Bianca Casto, actriz e activista pela Justiça Climática
Artigo de opinião no Público, 13 de Setembro 2024
Chamar ao estado distópico a que chegamos de “novo normal” seria esperar que fique como está; e sabemos que não é o caso, estamos apenas na ponta do icebergue.
Recorde quebrado, mês após mês. Durante 13 meses, batemos recordes mensais de temperatura, como um CD riscado que a cada passagem fica ainda mais alto e distorcido. Segundo o Copernicus, serviço que monitoriza as alterações climáticas da União Europeia, o Verão deste ano foi o mais quente alguma vez registado: “Estes últimos três meses, o planeta viveu os meses de Junho e Agosto mais quentes, o dia mais quente e o Verão mais quente do hemisfério Norte”.
O mesmo serviço alerta-nos ainda que “a crise climática está a apertar o cerco”, e que tudo aponta para que este seja o ano mais quente de sempre desde que há registos.

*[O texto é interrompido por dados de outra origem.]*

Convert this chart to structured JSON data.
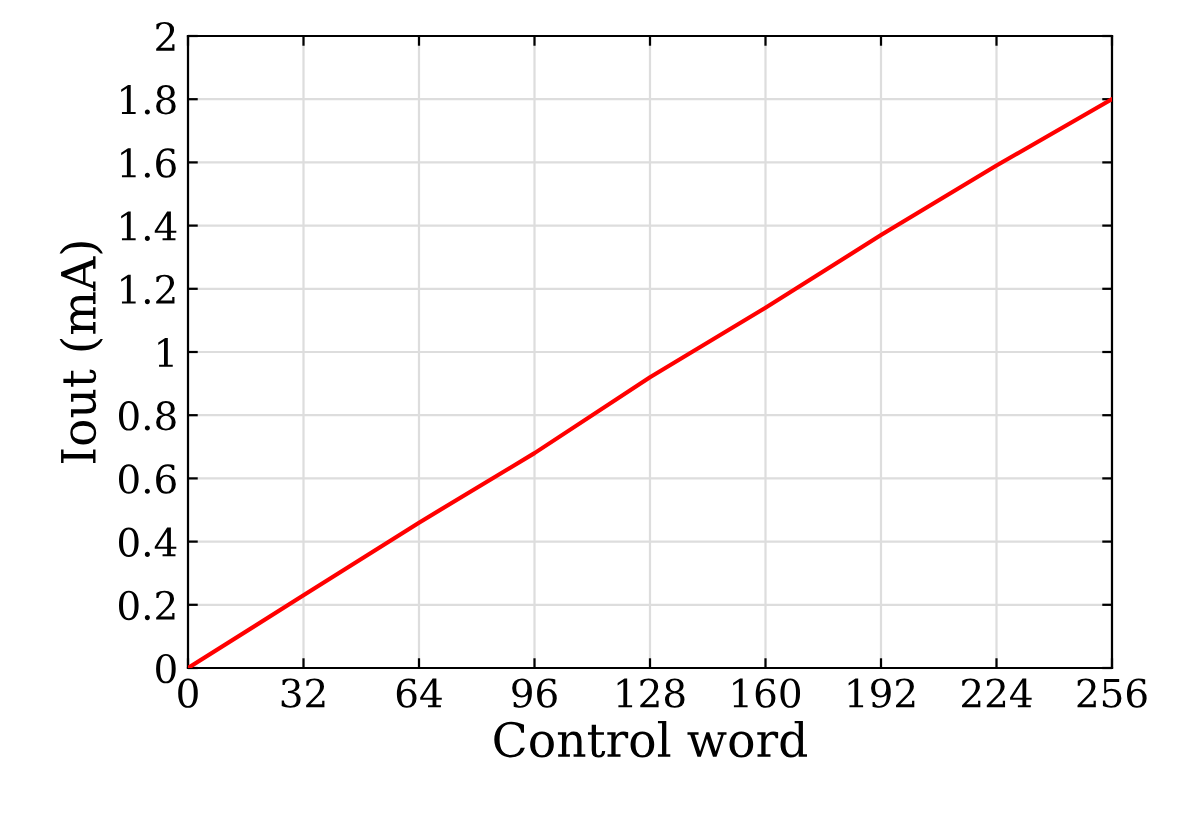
{
  "chart_data": {
    "type": "line",
    "xlabel": "Control word",
    "ylabel": "Iout (mA)",
    "x": [
      0,
      32,
      64,
      96,
      128,
      160,
      192,
      224,
      256
    ],
    "series": [
      {
        "color": "#ff0000",
        "values": [
          0,
          0.23,
          0.46,
          0.68,
          0.92,
          1.14,
          1.37,
          1.59,
          1.8
        ]
      }
    ],
    "xlim": [
      0,
      256
    ],
    "xticks": [
      0,
      32,
      64,
      96,
      128,
      160,
      192,
      224,
      256
    ],
    "ylim": [
      0,
      2
    ],
    "yticks": [
      0,
      0.2,
      0.4,
      0.6,
      0.8,
      1,
      1.2,
      1.4,
      1.6,
      1.8,
      2
    ],
    "grid": true,
    "line_style": "solid"
  }
}
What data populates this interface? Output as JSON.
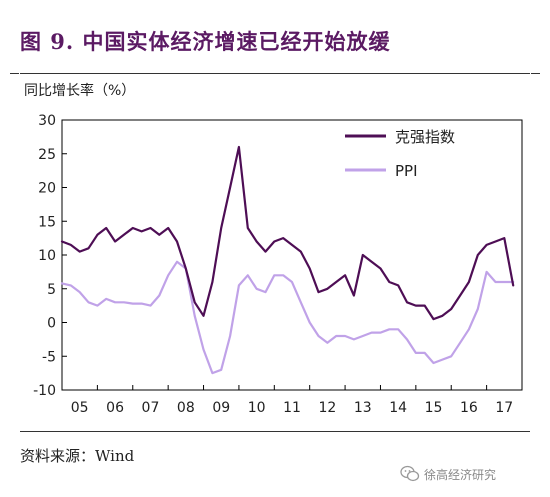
{
  "figure": {
    "title": "图 9. 中国实体经济增速已经开始放缓",
    "source": "资料来源：Wind",
    "watermark": "徐高经济研究"
  },
  "colors": {
    "title": "#5b1a63",
    "keqiang": "#4e0e55",
    "ppi": "#c0a2e8"
  },
  "icons": {
    "watermark": "wechat-logo-icon"
  },
  "chart_data": {
    "type": "line",
    "ylabel": "同比增长率（%）",
    "ylim": [
      -10,
      30
    ],
    "yticks": [
      30,
      25,
      20,
      15,
      10,
      5,
      0,
      -5,
      -10
    ],
    "xlim": [
      2005.0,
      2018.0
    ],
    "x_ticks": [
      {
        "label": "05",
        "value": 2005.0
      },
      {
        "label": "06",
        "value": 2006.0
      },
      {
        "label": "07",
        "value": 2007.0
      },
      {
        "label": "08",
        "value": 2008.0
      },
      {
        "label": "09",
        "value": 2009.0
      },
      {
        "label": "10",
        "value": 2010.0
      },
      {
        "label": "11",
        "value": 2011.0
      },
      {
        "label": "12",
        "value": 2012.0
      },
      {
        "label": "13",
        "value": 2013.0
      },
      {
        "label": "14",
        "value": 2014.0
      },
      {
        "label": "15",
        "value": 2015.0
      },
      {
        "label": "16",
        "value": 2016.0
      },
      {
        "label": "17",
        "value": 2017.0
      }
    ],
    "grid": false,
    "legend_position": "top-right",
    "series": [
      {
        "name": "克强指数",
        "x": [
          2005.0,
          2005.25,
          2005.5,
          2005.75,
          2006.0,
          2006.25,
          2006.5,
          2006.75,
          2007.0,
          2007.25,
          2007.5,
          2007.75,
          2008.0,
          2008.25,
          2008.5,
          2008.75,
          2009.0,
          2009.25,
          2009.5,
          2009.75,
          2010.0,
          2010.25,
          2010.5,
          2010.75,
          2011.0,
          2011.25,
          2011.5,
          2011.75,
          2012.0,
          2012.25,
          2012.5,
          2012.75,
          2013.0,
          2013.25,
          2013.5,
          2013.75,
          2014.0,
          2014.25,
          2014.5,
          2014.75,
          2015.0,
          2015.25,
          2015.5,
          2015.75,
          2016.0,
          2016.25,
          2016.5,
          2016.75,
          2017.0,
          2017.25,
          2017.5,
          2017.75
        ],
        "values": [
          12,
          11.5,
          10.5,
          11,
          13,
          14,
          12,
          13,
          14,
          13.5,
          14,
          13,
          14,
          12,
          8,
          3,
          1,
          6,
          14,
          20,
          26,
          14,
          12,
          10.5,
          12,
          12.5,
          11.5,
          10.5,
          8,
          4.5,
          5,
          6,
          7,
          4,
          10,
          9,
          8,
          6,
          5.5,
          3,
          2.5,
          2.5,
          0.5,
          1,
          2,
          4,
          6,
          10,
          11.5,
          12,
          12.5,
          5.5
        ]
      },
      {
        "name": "PPI",
        "x": [
          2005.0,
          2005.25,
          2005.5,
          2005.75,
          2006.0,
          2006.25,
          2006.5,
          2006.75,
          2007.0,
          2007.25,
          2007.5,
          2007.75,
          2008.0,
          2008.25,
          2008.5,
          2008.75,
          2009.0,
          2009.25,
          2009.5,
          2009.75,
          2010.0,
          2010.25,
          2010.5,
          2010.75,
          2011.0,
          2011.25,
          2011.5,
          2011.75,
          2012.0,
          2012.25,
          2012.5,
          2012.75,
          2013.0,
          2013.25,
          2013.5,
          2013.75,
          2014.0,
          2014.25,
          2014.5,
          2014.75,
          2015.0,
          2015.25,
          2015.5,
          2015.75,
          2016.0,
          2016.25,
          2016.5,
          2016.75,
          2017.0,
          2017.25,
          2017.5,
          2017.75
        ],
        "values": [
          5.8,
          5.5,
          4.5,
          3,
          2.5,
          3.5,
          3,
          3,
          2.8,
          2.8,
          2.5,
          4,
          7,
          9,
          8,
          1,
          -4,
          -7.5,
          -7,
          -2,
          5.5,
          7,
          5,
          4.5,
          7,
          7,
          6,
          3,
          0,
          -2,
          -3,
          -2,
          -2,
          -2.5,
          -2,
          -1.5,
          -1.5,
          -1,
          -1,
          -2.5,
          -4.5,
          -4.5,
          -6,
          -5.5,
          -5,
          -3,
          -1,
          2,
          7.5,
          6,
          6,
          6
        ]
      }
    ]
  }
}
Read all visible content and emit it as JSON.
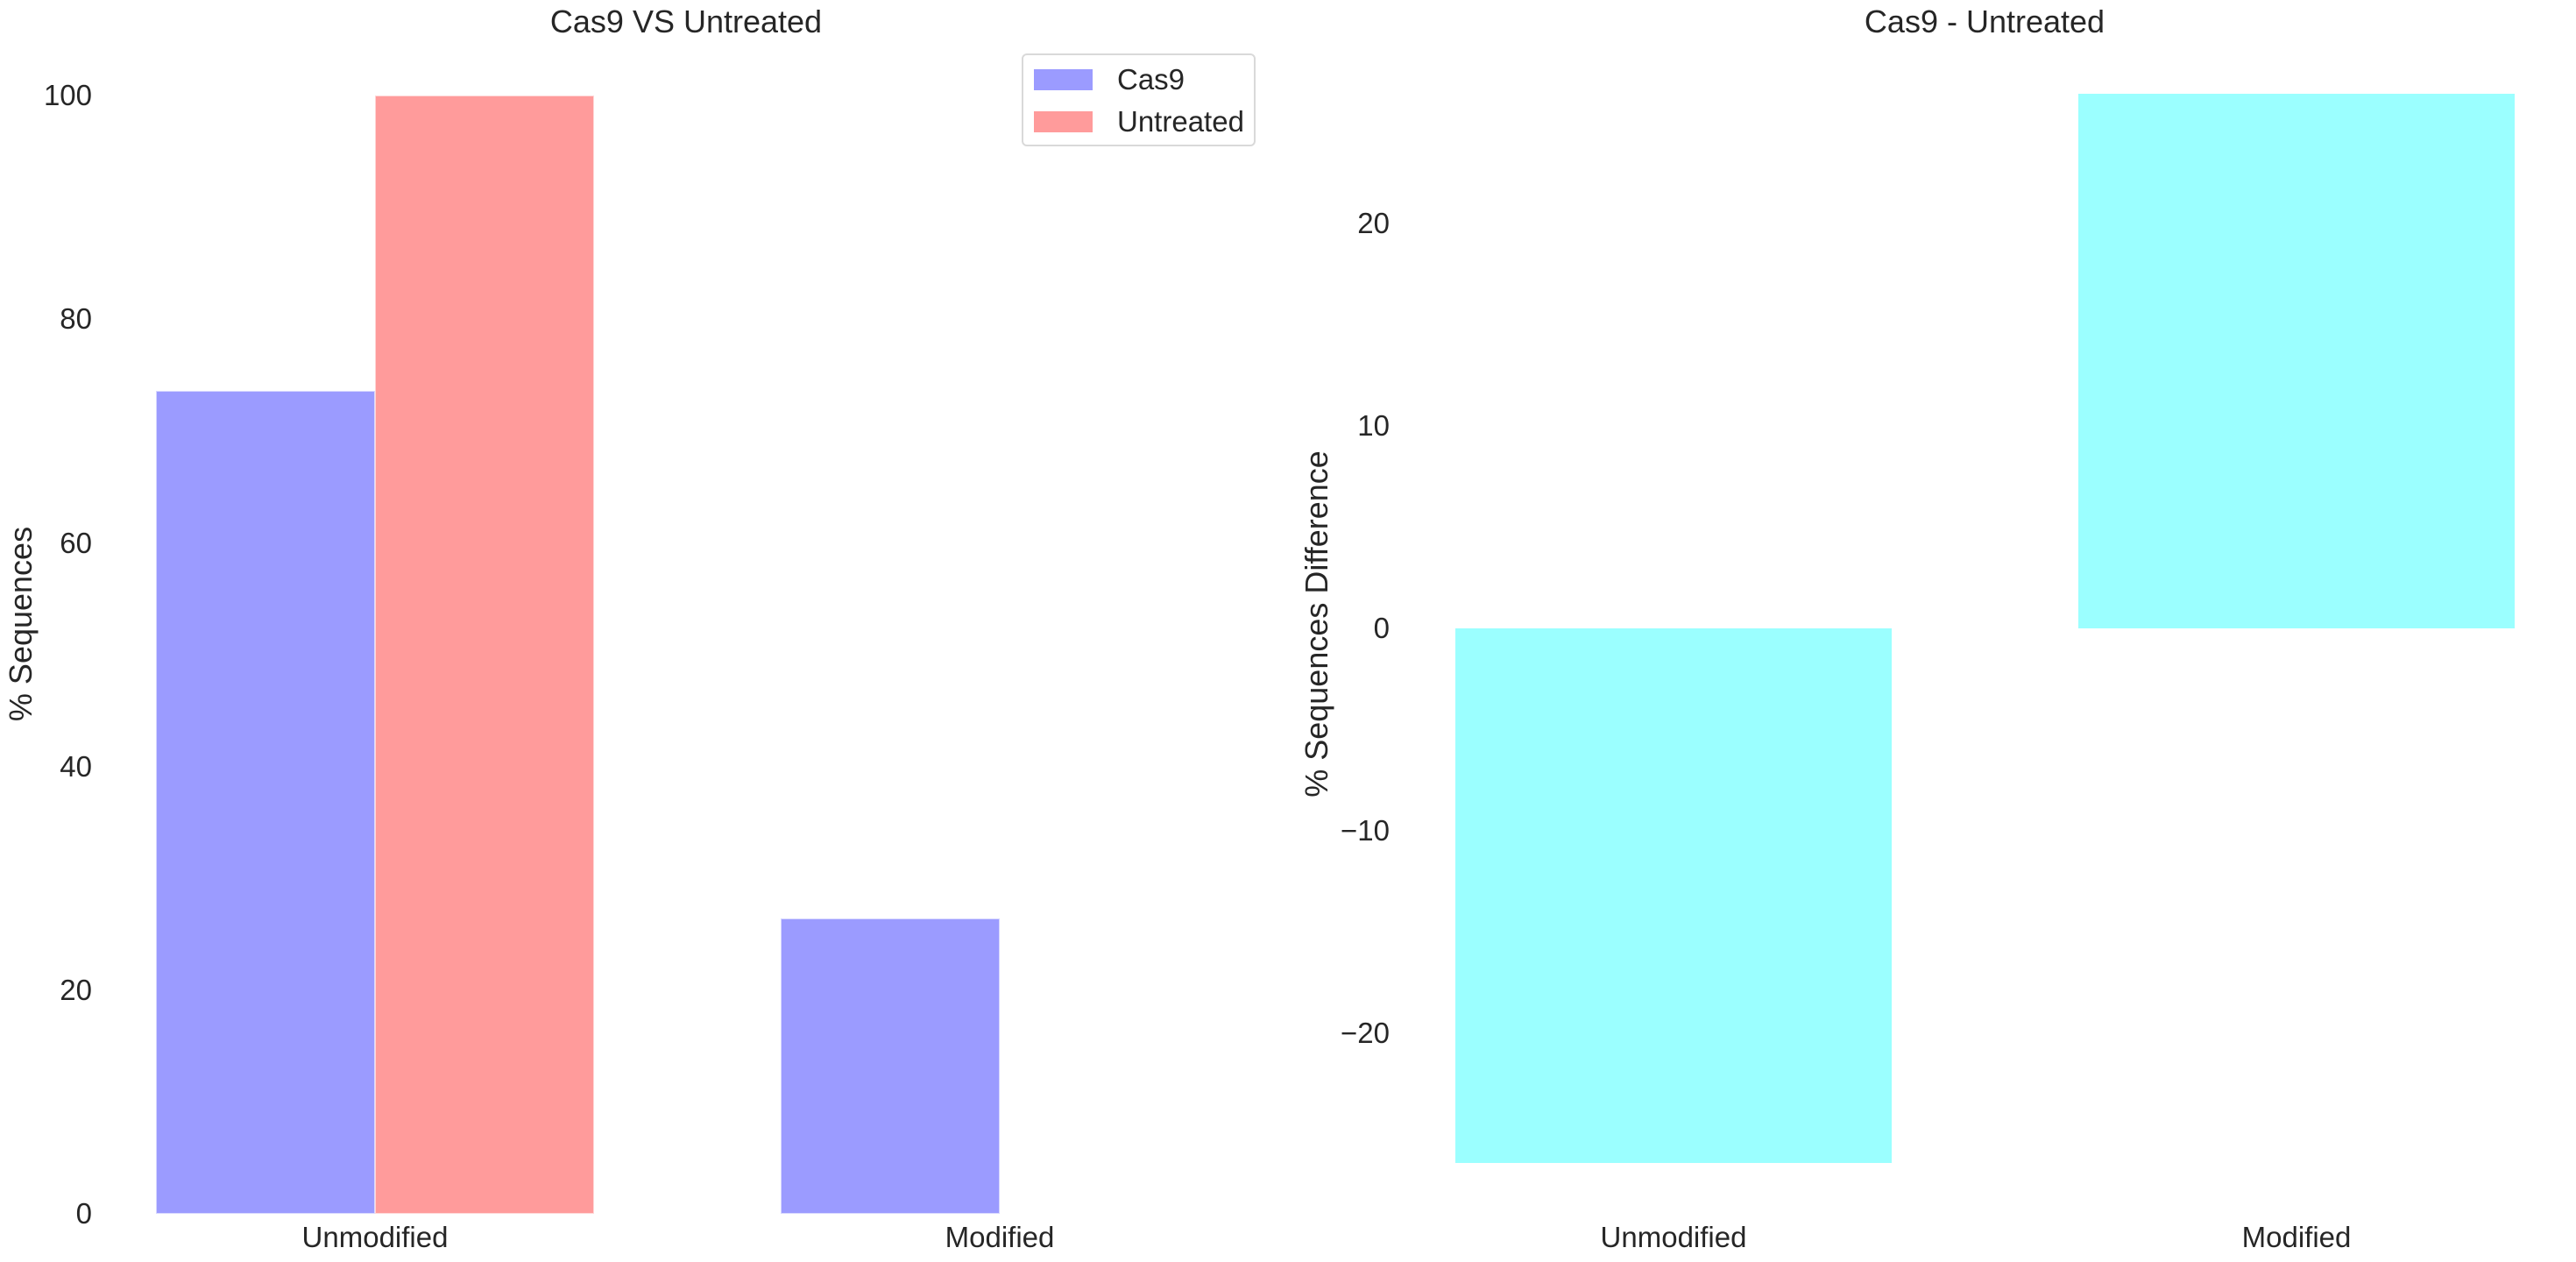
{
  "chart_data": [
    {
      "type": "bar",
      "title": "Cas9 VS Untreated",
      "xlabel": "",
      "ylabel": "% Sequences",
      "categories": [
        "Unmodified",
        "Modified"
      ],
      "series": [
        {
          "name": "Cas9",
          "values": [
            73.6,
            26.4
          ],
          "color": "#9b9bff"
        },
        {
          "name": "Untreated",
          "values": [
            100.0,
            0.0
          ],
          "color": "#ff9b9b"
        }
      ],
      "ylim": [
        0,
        100
      ],
      "yticks": [
        0,
        20,
        40,
        60,
        80,
        100
      ],
      "grid": false,
      "legend_position": "upper right"
    },
    {
      "type": "bar",
      "title": "Cas9 - Untreated",
      "xlabel": "",
      "ylabel": "% Sequences Difference",
      "categories": [
        "Unmodified",
        "Modified"
      ],
      "series": [
        {
          "name": "Cas9 - Untreated",
          "values": [
            -26.4,
            26.4
          ],
          "color": "#9bffff"
        }
      ],
      "ylim": [
        -26.4,
        26.4
      ],
      "yticks": [
        -20,
        -10,
        0,
        10,
        20
      ],
      "ytick_labels": [
        "−20",
        "−10",
        "0",
        "10",
        "20"
      ],
      "grid": false,
      "legend_position": "none"
    }
  ],
  "left": {
    "title": "Cas9 VS Untreated",
    "ylabel": "% Sequences",
    "yticks": [
      "0",
      "20",
      "40",
      "60",
      "80",
      "100"
    ],
    "xticks": [
      "Unmodified",
      "Modified"
    ],
    "legend": [
      {
        "label": "Cas9",
        "color": "#9b9bff"
      },
      {
        "label": "Untreated",
        "color": "#ff9b9b"
      }
    ]
  },
  "right": {
    "title": "Cas9 - Untreated",
    "ylabel": "% Sequences Difference",
    "yticks": [
      "−20",
      "−10",
      "0",
      "10",
      "20"
    ],
    "xticks": [
      "Unmodified",
      "Modified"
    ]
  }
}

Se esta notícia te soa familiar, é porque é mesmo: 2023 também foi o ano mais quente desde que há registo. Aliás, a Organização Meteorológica Mundial confirmou que os últimos oito anos foram os mais quentes de sempre.
E onde está o Acordo de Paris, que visa limitar o aumento da temperatura média mundial a 1,5°C? Bem, há um ano que a temperatura média à superfície do planeta ultrapassa esta barreira todos os meses. No que toca à Europa, somos o continente que está a aquecer mais depressa, com o dobro da velocidade da média global.
Dia após dia, somos atingidos — quer seja por notícias e estudos ou pelos próprios fenómenos meteorológicos extremos — com confirmações e exemplos da distopia em que estamos a viver. Há poucas semanas, um estudo publicado na revista científica Nature Medicine confirmou-nos que as altas temperaturas, agravadas pelos combustíveis fósseis, mataram cerca de 50 mil pessoas na Europa em 2023. “Assassino silencioso” é o termo dado ao calor por médicos porque causa muito mais mortes do que imaginamos. Estima-se que o número absoluto de mortes relacionadas com o calor continuará a ser maior no sul da Europa — uma vez que estamos mais expostos a temperaturas escaldantes.
O director do Copernicus, Carlo Buontempo, deixa claro aquilo que já sabíamos: o principal factor para os recordes que vivemos são as alterações climáticas provocadas pela queima de carvão, petróleo e gás natural. E no entanto, de acordo com uma equipa internacional de cientistas, as emissões de CO2 provenientes de combustíveis fósseis aumentaram ainda mais em 2023, atingindo níveis recorde. A análise deste aumento contínuo faz parte de uma avaliação anual do ciclo do carbono na Terra, da organização Global Carbon Project.
Segundo Ben Poulter, cientista da NASA, “as emissões estão a seguir na direcção errada para conseguirmos limitar o aquecimento global”.
Caminhamos, assim, para um mundo distópico e de caos climático. Mas os lucros das empresas fósseis continuam a aumentar, a indústria continua a expandir, os governos continuam a financiá-la, e… Ainda há dúvidas sobre a necessidade de pôr fim à era fóssil? Citando Buontempo: “Não é de surpreender que vejamos isto, esta onda de calor, que vejamos estes extremos de temperatura”, na verdade, “estamos fadados a ver mais”.
Por outras palavras, o caos climático não vai ficar por aqui. Chamar ao estado distópico a que chegamos de “novo normal” seria esperar que fique como está; e sabemos que não é o caso, estamos apenas na ponta do icebergue.
Este não foi o Verão mais quente da tua vida. Foi o Verão mais fresco do resto dela. E agora, juntas-te à resistência climática?